What we’re reading (4/17)
“Trump Again Calls For Fed To Cut Rates, Says Powell’s ‘Termination Cannot Come Fast Enough’” (CNBC). “A senior White House official told CNBC that the post should not be seen as a threat to fire Powell, but rather as a reinstatement of Trump’s frustrations with the Fed chief. However, Trump doubled down on his post later in the day, telling reporters: ‘I don’t think he’s doing the job. He’s too late, always too late … Slow, and I’m not happy with him. I let him know it, and if I want him out, he’ll be out of there real fast, believe me.’ Trump also ignored multiple follow-up questions on whether he was trying to remove Powell.”
“Private Equity World Engulfed By Perfect Storm” (Wall Street Journal). “One of Wall Street’s most consistent profit engines is close to breaking down. Even before President Trump’s tariff chaos, buyout firms had been struggling to sell their portfolio companies and return money to anxious investors.

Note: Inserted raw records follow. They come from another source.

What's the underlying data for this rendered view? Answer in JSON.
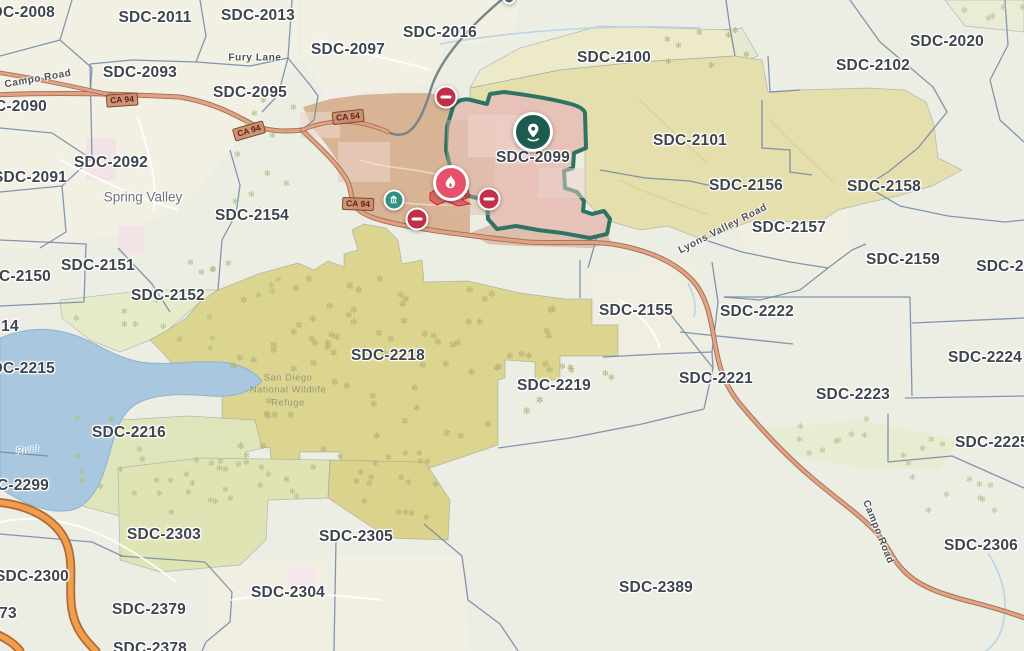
{
  "map": {
    "title": "Evacuation zone map",
    "highlighted_zone": {
      "id": "SDC-2099",
      "border_color": "#2e7363",
      "fill_color": "#e7c2b9"
    },
    "colors": {
      "base": "#ecede3",
      "zone_border": "#6e86a2",
      "label_text": "#3e454e",
      "zone_pink": "#e7c2b9",
      "zone_tan": "#d8b495",
      "zone_khaki": "#e5dead",
      "zone_olive": "#dcd58f",
      "zone_green": "#dfe3b3",
      "water": "#a9c7de",
      "highway_orange": "#ef9e4e",
      "road_salmon": "#e3a183",
      "marker_red": "#e8506b",
      "marker_closure": "#c03049",
      "marker_teal": "#2e9184",
      "marker_pin": "#1d5b51"
    },
    "zone_labels": [
      {
        "id": "SDC-2008",
        "x": 18,
        "y": 13
      },
      {
        "id": "SDC-2011",
        "x": 155,
        "y": 18
      },
      {
        "id": "SDC-2013",
        "x": 258,
        "y": 16
      },
      {
        "id": "SDC-2016",
        "x": 440,
        "y": 33
      },
      {
        "id": "SDC-2097",
        "x": 348,
        "y": 50
      },
      {
        "id": "SDC-2093",
        "x": 140,
        "y": 73
      },
      {
        "id": "SDC-2095",
        "x": 250,
        "y": 93
      },
      {
        "id": "SDC-2100",
        "x": 614,
        "y": 58
      },
      {
        "id": "SDC-2020",
        "x": 947,
        "y": 42
      },
      {
        "id": "SDC-2102",
        "x": 873,
        "y": 66
      },
      {
        "id": "SDC-2090",
        "x": 10,
        "y": 107
      },
      {
        "id": "SDC-2092",
        "x": 111,
        "y": 163
      },
      {
        "id": "SDC-2091",
        "x": 30,
        "y": 178
      },
      {
        "id": "SDC-2154",
        "x": 252,
        "y": 216
      },
      {
        "id": "SDC-2101",
        "x": 690,
        "y": 141
      },
      {
        "id": "SDC-2156",
        "x": 746,
        "y": 186
      },
      {
        "id": "SDC-2158",
        "x": 884,
        "y": 187
      },
      {
        "id": "SDC-2157",
        "x": 789,
        "y": 228
      },
      {
        "id": "SDC-2159",
        "x": 903,
        "y": 260
      },
      {
        "id": "SDC-2",
        "x": 1000,
        "y": 267
      },
      {
        "id": "SDC-2099",
        "x": 533,
        "y": 158
      },
      {
        "id": "SDC-2150",
        "x": 14,
        "y": 277
      },
      {
        "id": "SDC-2151",
        "x": 98,
        "y": 266
      },
      {
        "id": "SDC-2152",
        "x": 168,
        "y": 296
      },
      {
        "id": "14",
        "x": 10,
        "y": 327
      },
      {
        "id": "SDC-2155",
        "x": 636,
        "y": 311
      },
      {
        "id": "SDC-2222",
        "x": 757,
        "y": 312
      },
      {
        "id": "SDC-2221",
        "x": 716,
        "y": 379
      },
      {
        "id": "SDC-2218",
        "x": 388,
        "y": 356
      },
      {
        "id": "SDC-2219",
        "x": 554,
        "y": 386
      },
      {
        "id": "SDC-2223",
        "x": 853,
        "y": 395
      },
      {
        "id": "SDC-2224",
        "x": 985,
        "y": 358
      },
      {
        "id": "SDC-2215",
        "x": 18,
        "y": 369
      },
      {
        "id": "SDC-2216",
        "x": 129,
        "y": 433
      },
      {
        "id": "SDC-2225",
        "x": 992,
        "y": 443
      },
      {
        "id": "SDC-2299",
        "x": 12,
        "y": 486
      },
      {
        "id": "SDC-2303",
        "x": 164,
        "y": 535
      },
      {
        "id": "SDC-2305",
        "x": 356,
        "y": 537
      },
      {
        "id": "SDC-2300",
        "x": 32,
        "y": 577
      },
      {
        "id": "SDC-2304",
        "x": 288,
        "y": 593
      },
      {
        "id": "SDC-2379",
        "x": 149,
        "y": 610
      },
      {
        "id": "73",
        "x": 8,
        "y": 614
      },
      {
        "id": "SDC-2378",
        "x": 150,
        "y": 649
      },
      {
        "id": "SDC-2389",
        "x": 656,
        "y": 588
      },
      {
        "id": "SDC-2306",
        "x": 981,
        "y": 546
      }
    ],
    "place_labels": [
      {
        "text": "Spring Valley",
        "x": 143,
        "y": 197
      }
    ],
    "road_labels": [
      {
        "text": "Campo Road",
        "x": 38,
        "y": 79,
        "rot": -10
      },
      {
        "text": "Fury Lane",
        "x": 255,
        "y": 58,
        "rot": 0
      },
      {
        "text": "Lyons Valley Road",
        "x": 723,
        "y": 229,
        "rot": -27
      },
      {
        "text": "Campo Road",
        "x": 878,
        "y": 532,
        "rot": 68
      },
      {
        "text": "River",
        "x": 28,
        "y": 449,
        "rot": -10,
        "water": true
      }
    ],
    "area_labels": [
      {
        "text": "San Diego\nNational Wildlife\nRefuge",
        "x": 288,
        "y": 391
      }
    ],
    "highway_shields": [
      {
        "text": "CA 94",
        "x": 122,
        "y": 100,
        "rot": -4
      },
      {
        "text": "CA 94",
        "x": 249,
        "y": 131,
        "rot": -16
      },
      {
        "text": "CA 54",
        "x": 348,
        "y": 117,
        "rot": -6
      },
      {
        "text": "CA 94",
        "x": 358,
        "y": 204,
        "rot": 2
      }
    ],
    "markers": [
      {
        "name": "incident-location-marker",
        "glyph": "pin",
        "x": 533,
        "y": 132,
        "size": 40,
        "color": "#1d5b51"
      },
      {
        "name": "fire-marker",
        "glyph": "flame",
        "x": 451,
        "y": 183,
        "size": 36,
        "color": "#e8506b"
      },
      {
        "name": "road-closure-marker",
        "glyph": "no-entry",
        "x": 446,
        "y": 97,
        "size": 23,
        "color": "#c03049"
      },
      {
        "name": "road-closure-marker",
        "glyph": "no-entry",
        "x": 489,
        "y": 199,
        "size": 23,
        "color": "#c03049"
      },
      {
        "name": "road-closure-marker",
        "glyph": "no-entry",
        "x": 417,
        "y": 219,
        "size": 23,
        "color": "#c03049"
      },
      {
        "name": "facility-marker",
        "glyph": "building",
        "x": 394,
        "y": 200,
        "size": 21,
        "color": "#2e9184"
      },
      {
        "name": "clipped-marker",
        "glyph": "dot",
        "x": 509,
        "y": -2,
        "size": 13,
        "color": "#53616b"
      }
    ]
  }
}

Now recession fears and market turmoil have brought dealmaking to a near standstill…The longer the deal logjam lasts, the harder it will be for firms to hand money back to clients such as pensions and endowments. The amount of unrealized value the funds owe their investors has hit record levels, according to an analysis by credit-ratings firm Moody’s Ratings. That makes it tougher for the firms to raise new funds.”
“Moody’s Boosts Default Forecasts As Global Trade War Heats Up” (Bloomberg). “The credit-grading firm said it now sees the default rate for speculative-grade companies reaching 3.1% by the end of the year, compared with its prior expectation of 2.5%. If that forecast materializes, it would still amount to a decline in the default rate from the year prior, but Moody’s says it wouldn’t take a major negative shock for the rate to rise instead, possibly to as high as 6%.”
“Why Trump Will Lose His Trade War” (Paul Krugman). “The overall point is that even relatively sophisticated Trumpers like Bessent are still thinking in terms of Chinese access to the markets of the United States and our imagined trade war allies, when the real issue now is whether China can strangle the U.S. economy by disrupting our supply chains.”
“Why Value Investors Are Looking At Japan, Korea, And Brazil” (Institutional Investor). “In speaking this week to Dave Iben, portfolio manager at Kopernik Global Investors, who was also present at the event, the implication was that this is in fact feeding time at the value investor zoo. While the U.S. has seen sharp decreases, it remains expensive, he believes and because the shocks are being felt around the world there are in fact increased opportunities to buy companies that have been identified as undervalued elsewhere.”